Starting with entertaining scouts, he and Shuster wrote some original scores and performed at the university's Hart House Follies.

== Professional life ==

Wayne and Shuster began working together in the 1930s and continued their successful collaboration on stage, radio, and television until Wayne's death.
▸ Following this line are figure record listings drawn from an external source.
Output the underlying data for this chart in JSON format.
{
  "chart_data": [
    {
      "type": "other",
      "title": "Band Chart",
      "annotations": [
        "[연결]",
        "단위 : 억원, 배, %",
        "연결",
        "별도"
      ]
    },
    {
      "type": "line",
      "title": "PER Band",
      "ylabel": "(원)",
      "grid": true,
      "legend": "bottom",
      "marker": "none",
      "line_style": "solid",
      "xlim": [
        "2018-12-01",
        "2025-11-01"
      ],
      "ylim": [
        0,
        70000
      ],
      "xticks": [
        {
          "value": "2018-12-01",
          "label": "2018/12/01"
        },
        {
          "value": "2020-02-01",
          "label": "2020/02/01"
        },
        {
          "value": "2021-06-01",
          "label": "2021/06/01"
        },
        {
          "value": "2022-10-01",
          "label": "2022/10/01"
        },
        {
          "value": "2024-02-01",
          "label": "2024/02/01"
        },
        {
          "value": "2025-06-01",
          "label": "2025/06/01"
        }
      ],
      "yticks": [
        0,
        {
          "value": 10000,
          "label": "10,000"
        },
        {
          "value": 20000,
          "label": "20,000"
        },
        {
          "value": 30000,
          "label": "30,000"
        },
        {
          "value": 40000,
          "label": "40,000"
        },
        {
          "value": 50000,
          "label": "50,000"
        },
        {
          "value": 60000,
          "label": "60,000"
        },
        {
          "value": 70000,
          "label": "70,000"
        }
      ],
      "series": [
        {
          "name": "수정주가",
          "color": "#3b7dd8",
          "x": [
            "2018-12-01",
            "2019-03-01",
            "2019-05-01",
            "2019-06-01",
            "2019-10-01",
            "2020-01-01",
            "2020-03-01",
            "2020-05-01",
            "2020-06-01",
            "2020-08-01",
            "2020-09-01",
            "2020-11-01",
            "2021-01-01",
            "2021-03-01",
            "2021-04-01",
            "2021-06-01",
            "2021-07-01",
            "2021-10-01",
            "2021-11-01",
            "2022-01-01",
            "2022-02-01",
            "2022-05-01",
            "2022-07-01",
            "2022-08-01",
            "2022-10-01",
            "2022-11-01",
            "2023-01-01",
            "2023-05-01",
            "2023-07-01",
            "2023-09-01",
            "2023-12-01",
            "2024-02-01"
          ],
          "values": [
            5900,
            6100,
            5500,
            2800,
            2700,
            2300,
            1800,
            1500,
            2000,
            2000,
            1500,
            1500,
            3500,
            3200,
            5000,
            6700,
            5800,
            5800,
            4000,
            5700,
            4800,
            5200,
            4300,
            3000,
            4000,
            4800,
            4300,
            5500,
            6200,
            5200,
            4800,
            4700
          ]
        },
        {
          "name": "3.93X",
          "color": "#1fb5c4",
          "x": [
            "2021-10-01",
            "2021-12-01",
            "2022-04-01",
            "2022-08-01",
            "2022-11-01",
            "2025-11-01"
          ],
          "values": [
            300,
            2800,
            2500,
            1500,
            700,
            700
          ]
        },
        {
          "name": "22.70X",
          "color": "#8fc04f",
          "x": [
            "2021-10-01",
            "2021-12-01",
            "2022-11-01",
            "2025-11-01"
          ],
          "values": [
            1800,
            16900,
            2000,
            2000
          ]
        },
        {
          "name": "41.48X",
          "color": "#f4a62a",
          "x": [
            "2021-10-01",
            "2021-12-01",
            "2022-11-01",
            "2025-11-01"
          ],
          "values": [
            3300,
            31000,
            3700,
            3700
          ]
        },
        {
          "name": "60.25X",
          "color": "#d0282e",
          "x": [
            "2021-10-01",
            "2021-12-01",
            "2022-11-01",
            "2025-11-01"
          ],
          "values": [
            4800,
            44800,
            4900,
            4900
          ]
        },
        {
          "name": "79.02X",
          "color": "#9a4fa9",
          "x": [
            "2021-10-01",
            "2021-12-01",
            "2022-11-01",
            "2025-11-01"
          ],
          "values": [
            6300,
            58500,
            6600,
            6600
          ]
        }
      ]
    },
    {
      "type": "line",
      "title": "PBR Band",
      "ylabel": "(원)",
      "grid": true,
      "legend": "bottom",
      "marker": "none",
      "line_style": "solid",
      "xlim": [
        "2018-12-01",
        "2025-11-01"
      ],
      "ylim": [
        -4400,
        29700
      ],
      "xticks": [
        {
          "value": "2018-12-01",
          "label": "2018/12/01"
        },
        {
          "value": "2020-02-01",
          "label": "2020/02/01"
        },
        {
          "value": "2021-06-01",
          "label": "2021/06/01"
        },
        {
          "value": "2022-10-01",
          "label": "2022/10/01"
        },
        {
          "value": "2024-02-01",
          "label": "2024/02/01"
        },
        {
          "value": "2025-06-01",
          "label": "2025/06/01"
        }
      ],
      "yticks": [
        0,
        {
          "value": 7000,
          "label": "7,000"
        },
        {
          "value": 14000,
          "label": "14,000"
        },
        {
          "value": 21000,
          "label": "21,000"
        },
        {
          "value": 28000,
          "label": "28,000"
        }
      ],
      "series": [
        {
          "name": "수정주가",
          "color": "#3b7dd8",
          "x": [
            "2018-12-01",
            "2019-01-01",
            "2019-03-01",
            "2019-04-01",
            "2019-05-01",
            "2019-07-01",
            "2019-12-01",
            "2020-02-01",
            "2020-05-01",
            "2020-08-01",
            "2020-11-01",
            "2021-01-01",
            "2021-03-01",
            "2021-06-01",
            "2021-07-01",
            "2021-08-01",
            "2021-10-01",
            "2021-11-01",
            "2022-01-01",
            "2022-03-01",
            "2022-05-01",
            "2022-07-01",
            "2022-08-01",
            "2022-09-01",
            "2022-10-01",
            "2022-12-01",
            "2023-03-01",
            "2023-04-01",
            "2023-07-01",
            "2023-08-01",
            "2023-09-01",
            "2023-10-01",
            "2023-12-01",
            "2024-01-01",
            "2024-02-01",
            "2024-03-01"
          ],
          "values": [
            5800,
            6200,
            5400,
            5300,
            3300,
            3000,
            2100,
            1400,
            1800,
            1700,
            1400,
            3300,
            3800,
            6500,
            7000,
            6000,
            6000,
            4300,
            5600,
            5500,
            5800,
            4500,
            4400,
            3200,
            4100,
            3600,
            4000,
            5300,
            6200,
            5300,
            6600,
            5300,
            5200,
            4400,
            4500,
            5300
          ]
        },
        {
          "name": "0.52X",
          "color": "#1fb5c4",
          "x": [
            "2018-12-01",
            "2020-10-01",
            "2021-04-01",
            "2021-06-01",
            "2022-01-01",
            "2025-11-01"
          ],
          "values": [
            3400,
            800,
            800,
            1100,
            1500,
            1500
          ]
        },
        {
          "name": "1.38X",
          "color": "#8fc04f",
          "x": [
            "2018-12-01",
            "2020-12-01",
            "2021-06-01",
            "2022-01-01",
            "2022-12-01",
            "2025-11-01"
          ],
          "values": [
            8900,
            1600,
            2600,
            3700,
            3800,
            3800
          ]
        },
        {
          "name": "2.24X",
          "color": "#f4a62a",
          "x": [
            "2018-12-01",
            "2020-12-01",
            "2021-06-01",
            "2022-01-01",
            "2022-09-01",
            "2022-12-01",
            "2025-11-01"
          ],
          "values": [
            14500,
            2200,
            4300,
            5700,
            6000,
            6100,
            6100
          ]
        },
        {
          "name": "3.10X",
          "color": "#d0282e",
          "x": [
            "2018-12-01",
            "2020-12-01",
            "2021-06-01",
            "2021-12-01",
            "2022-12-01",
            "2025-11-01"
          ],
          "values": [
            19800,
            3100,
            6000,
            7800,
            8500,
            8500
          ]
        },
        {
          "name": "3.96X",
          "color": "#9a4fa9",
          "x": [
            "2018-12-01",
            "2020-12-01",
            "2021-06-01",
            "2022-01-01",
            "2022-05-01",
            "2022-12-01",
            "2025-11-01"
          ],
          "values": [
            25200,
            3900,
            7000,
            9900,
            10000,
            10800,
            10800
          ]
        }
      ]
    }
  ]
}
Wayne played to Shuster's straight man.

During World War II Wayne enlisted with the Canadian Army with Shuster, assigned to The Army Show (1942–1945), a troop entertainment unit like ENSA, including stage-performing soon after the Normandy landings of June 1944.

Following the war, they produced material for the Department of Veteran Affairs, before rejoining CBC Radio in 1946, producing 39 half-hour episodes a year, until 1953. Wayne with Shuster went to the new medium of television in the mid-1950s.

The duo appeared in The Ed Sullivan Show in May 1958, and were considered as Canada's comedy ambassadors, later going on to produce for the Canadian Broadcasting Corporation until 1989.

He had musical talents and was a successful songwriter in the 1950s, including co-writing Bobby Gimby's 1958 hit "Jimbo". In 1964 he recorded the song "Charlottetown", which he wrote and sang for the Canadian Confederation Centennial.

In 1999 the pair were given a star on Canada's Walk of Fame.

== Personal life and death ==
Wayne was a curling enthusiast and was a commentator alongside Alex Trebek and Doug Maxwell during the 1968 CBC Curling Championship.

He married Beatrice Lokash in 1946. They were married until her death from cancer in 1980.

They were parents to three children, one of whom is notable historian Michael Wayne.

Wayne died from brain cancer in 1990. He is buried at Holy Blossom Cemetery in his home town of Toronto.